The culmination of my minor financial crisis was connected with the search for an apartment. I’d done a radio segment about ‘the gravitational pull of Haeundae’, and like a lot of Koreans in Busan I felt like I had to be there, but not just out of the need to climb the property and perceived social ladder; the two prominent foreign schools - Busan Foreign School and Busan International Foreign School - are both in the area, and with the prospect that this is where my son needed to go one day, we were planning ahead. But Haeundae is expensive, and it seemed like we had a choice – buy a nice apartment in a good area, or a bad apartment in a good area. We started looking around and it only seemed to make that choice seem even more stark.
I’d seen some nice apartments in Centum City, but they were out of our price range, and yet tantalisingly close enough that if I pushed hard with my trading accounts living there might be possible. So I did something I hadn’t done in a long time – broke my risk management rules, ignored the warnings I’d built into my systems, and went for it. If I failed at least I could say that I met my undoing out there on the ragged edge which so often defines who you are as a person. In earlier and more reckless times as a trader I’d done the same thing, and I’d always come out of it on top, but not this time. My decision came just days before the market entered a particularly high period of volatility, and in trading parlance, I was long when I should have been short and short when I should have been long. By the time it was over, I’d lost quite a lot of money and Centum City was no longer tantalisingly close but instead an even remoter dream.
You live by the sword and die by the sword as a trader. I knew what I was doing, I let frustration and impatience get the better of me, and now I have to pay the price. That was my first financial disaster. My second may be buying the apartment itself, because I’m convinced that Busan is in the midst of an unsustainable property bubble that could entirely conceivably implode in on itself at any moment. But we urgently needed a place to live, and rather presciently as it turned out, while watching what was happening in the international financial markets and the Korean construction sector, I predicted that Korean banks might stop lending, as banks in the UK had a few years earlier, excluding a generation from the dream of home ownership.

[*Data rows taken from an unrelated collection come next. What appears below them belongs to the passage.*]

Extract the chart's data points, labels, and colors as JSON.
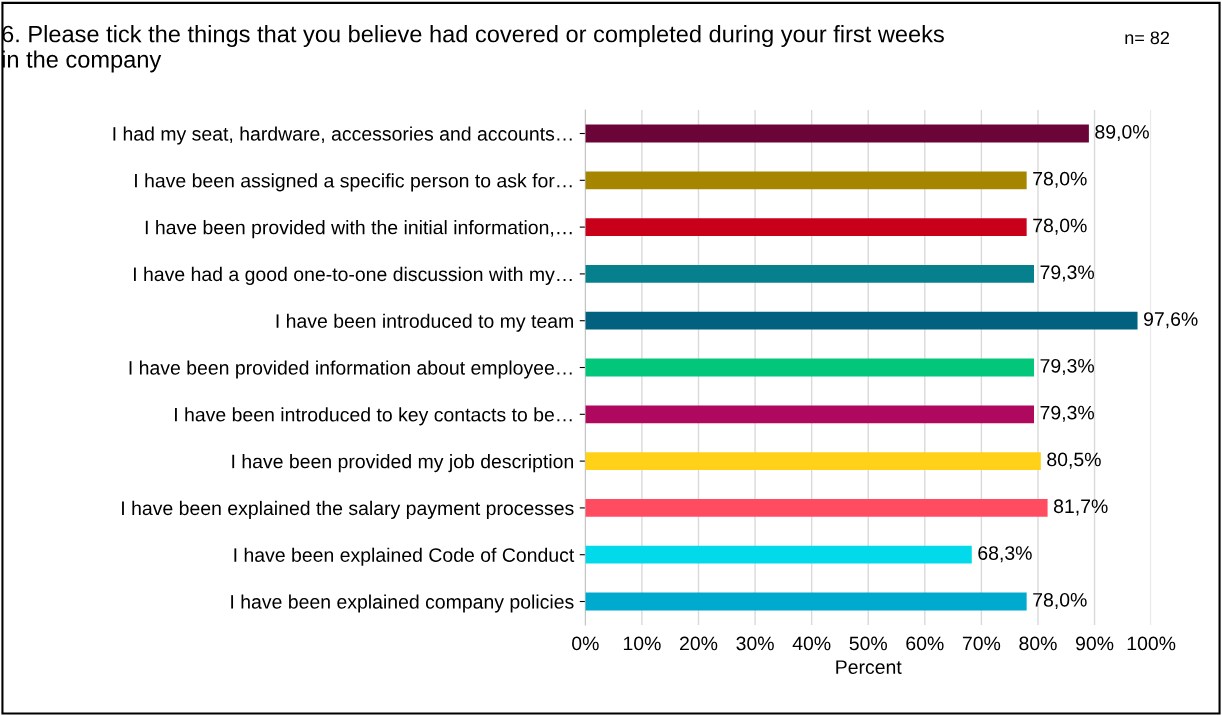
{
  "chart_data": {
    "type": "bar",
    "orientation": "horizontal",
    "title": "6. Please tick the things that you believe had covered or completed during your first weeks in the company",
    "annotations": [
      "n= 82"
    ],
    "xlabel": "Percent",
    "categories": [
      "I had my seat, hardware, accessories and accounts…",
      "I have been assigned a specific person to ask for…",
      "I have been provided with the initial information,…",
      "I have had a good one-to-one discussion with my…",
      "I have been introduced to my team",
      "I have been provided information about employee…",
      "I have been introduced to key contacts to be…",
      "I have been provided my job description",
      "I have been explained the salary payment processes",
      "I have been explained Code of Conduct",
      "I have been explained company policies"
    ],
    "values": [
      89.0,
      78.0,
      78.0,
      79.3,
      97.6,
      79.3,
      79.3,
      80.5,
      81.7,
      68.3,
      78.0
    ],
    "value_labels": [
      "89,0%",
      "78,0%",
      "78,0%",
      "79,3%",
      "97,6%",
      "79,3%",
      "79,3%",
      "80,5%",
      "81,7%",
      "68,3%",
      "78,0%"
    ],
    "colors": [
      "#6b0538",
      "#a68600",
      "#c8001a",
      "#06808c",
      "#02617e",
      "#02c77a",
      "#ae095e",
      "#ffd119",
      "#ff4c60",
      "#02d9ea",
      "#00aacf"
    ],
    "xlim": [
      0,
      100
    ],
    "xticks": [
      {
        "value": 0,
        "label": "0%"
      },
      {
        "value": 10,
        "label": "10%"
      },
      {
        "value": 20,
        "label": "20%"
      },
      {
        "value": 30,
        "label": "30%"
      },
      {
        "value": 40,
        "label": "40%"
      },
      {
        "value": 50,
        "label": "50%"
      },
      {
        "value": 60,
        "label": "60%"
      },
      {
        "value": 70,
        "label": "70%"
      },
      {
        "value": 80,
        "label": "80%"
      },
      {
        "value": 90,
        "label": "90%"
      },
      {
        "value": 100,
        "label": "100%"
      }
    ],
    "grid": "x",
    "legend": false
  }
}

In fact when we were arranging our loan, in a remarkable and frightening admission the bank manager told us that he couldn’t guarantee the bank would still be willing to honour it at the end of September when it was supposed to be released. Despite this, it wasn’t certain then that the turmoil in the financial markets would translate into real-world actions, but just days after we arranged to buy our new apartment, the Korean banks made their move as I’d believed they would, but much sooner than I expected.